OLEH: Khoeri Abdul Muid
Di negeri kerajaan konstitusional yang megah, Sura Dira Jayaningrat dikenal sebagai pahlawan yang tak terkalahkan.
Ketangguhannya di medan perang telah membuat namanya tersohor, dan keteguhannya pada kekuatan menjadikan dia orang yang dihormati sekaligus ditakuti. Tidak ada yang bisa menandingi kemampuannya---selama bertahun-tahun, musuh-musuhnya selalu menyerah di bawah komando gagahnya.
Namun, suatu hari, Raja memanggilnya. "Sura Dira, perang besar akan datang. Kerajaan tetangga berencana menyerang kita. Kau harus memimpin pasukan kita menuju kemenangan."
Dengan kepercayaan diri penuh, Sura Dira bersiap. Ia tahu, dengan kekuatannya, tidak ada yang bisa menghentikan langkahnya. Pasukannya siap, senjata bersinar, dan kemenangan seakan sudah ada di ujung mata.
Namun, pada malam sebelum pertempuran, Sura Dira bertemu dengan seorang wanita muda. Nirmala---pendeta yang tinggal di lembah, jauh dari hiruk-pikuk istana. Dengan tatapan tenang dan suara lembut, Nirmala berkata, "Kenapa harus ada perang, Panglima? Mengapa kekuatan yang kau andalkan, bukan kedamaian?"
Sura Dira tertawa kecil, seolah tak percaya. "Kekuasaan adalah segalanya. Tanpa itu, kerajaan kita akan hancur. Dunia ini bukan tempat bagi mereka yang lemah."
Nirmala mendekat, matanya penuh kedalaman. "Kekuatan itu memang menakutkan, Panglima. Tapi apa yang akan terjadi jika kekuatanmu menghancurkan sesuatu yang lebih berharga?"
Sura Dira terdiam. Ada keheningan yang tak biasa dalam kata-kata Nirmala. Namun, dia menepisnya. "Kasih sayang tidak bisa mengalahkan musuh di medan perang," jawabnya dengan tegas, meski di dalam hatinya ada keraguan yang mulai tumbuh.
"Kasih sayang mengalahkan semuanya, Sura Dira," kata Nirmala lembut. "Bahkan hati yang terkunci rapat sekalipun."
Malam itu, Sura Dira tidak bisa tidur. Di luar, angin berhembus kencang, seolah-olah dunia pun menantikan keputusan yang akan ia buat. Namun, pagi harinya, dia memimpin pasukannya menuju medan perang dengan tekad yang lebih kuat dari sebelumnya.

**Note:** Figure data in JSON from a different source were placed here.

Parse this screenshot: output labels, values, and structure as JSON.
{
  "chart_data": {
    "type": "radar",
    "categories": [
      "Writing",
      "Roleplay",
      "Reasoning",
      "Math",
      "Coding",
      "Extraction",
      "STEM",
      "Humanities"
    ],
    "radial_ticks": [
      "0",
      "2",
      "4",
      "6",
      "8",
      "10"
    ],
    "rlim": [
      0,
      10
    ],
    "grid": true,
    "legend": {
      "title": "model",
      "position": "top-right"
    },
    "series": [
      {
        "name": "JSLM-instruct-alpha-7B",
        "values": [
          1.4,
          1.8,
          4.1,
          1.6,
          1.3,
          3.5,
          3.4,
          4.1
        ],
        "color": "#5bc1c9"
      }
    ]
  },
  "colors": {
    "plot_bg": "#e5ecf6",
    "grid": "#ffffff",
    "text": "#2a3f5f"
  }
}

Perang pun dimulai. Pasukan Sura Dira berbaris dengan gagah, namun tiba-tiba, musuh yang dihadapi justru tidak melawan. Mereka mundur tanpa sepatah kata pun. Ketika Sura Dira tiba di gerbang kerajaan musuh, ia disambut oleh Raja yang menyerah tanpa syarat.
"Kenapa?" tanya Sura Dira, bingung dan tercengang. "Kenapa kalian tidak melawan?"
Raja itu menundukkan kepala. "Kami mendengar kabar tentang seorang wanita di lembah. Tentang kasih sayang yang dia bicarakan, tentang perdamaian yang dia tawarkan. Kami memilih untuk berdamai."
Sura Dira tertegun, wajahnya berubah. Ia tidak bisa memahami apa yang baru saja terjadi. Semua yang dia percayai tentang kekuatan, tentang peperangan, tentang kemenangan, seolah runtuh dalam sekejap. Kekuatannya---yang selama ini tak tertandingi---tidak mampu melawan kedamaian yang lebih besar dari apa yang pernah ia bayangkan.
Pandangannya beralih ke tempat yang sepi, ke dalam dirinya sendiri. Dalam heningnya, dia ingat kembali kata-kata Nirmala yang terdengar semakin jelas, seperti gema yang tak pernah berhenti: Kasih sayanglah yang mengalahkan segalanya.
Hati Sura Dira yang kokoh seakan retak. Dia merasa hancur, bukan karena musuh yang tak bisa ia kalahkan, tetapi karena dia baru saja kalah dalam pertempuran terbesar---pertempuran dengan dirinya sendiri.
"Aku yang lemah..." gumamnya, matanya basah. Di sinilah kekuatan sejati diuji---bukan di medan perang, tetapi di dalam hati yang penuh keangkuhan yang harus melepaskan diri dari ketakutan akan kelemahan.
Sura Dira, sang pahlawan yang tak terkalahkan, kini tahu: bahwa ketidakgentaran, kekuatan, dan kejayaan akan luluh oleh kasih sayang. Dan di saat itu, dia merasa dirinya lebur, bukan karena kekalahan, tetapi karena penerimaan.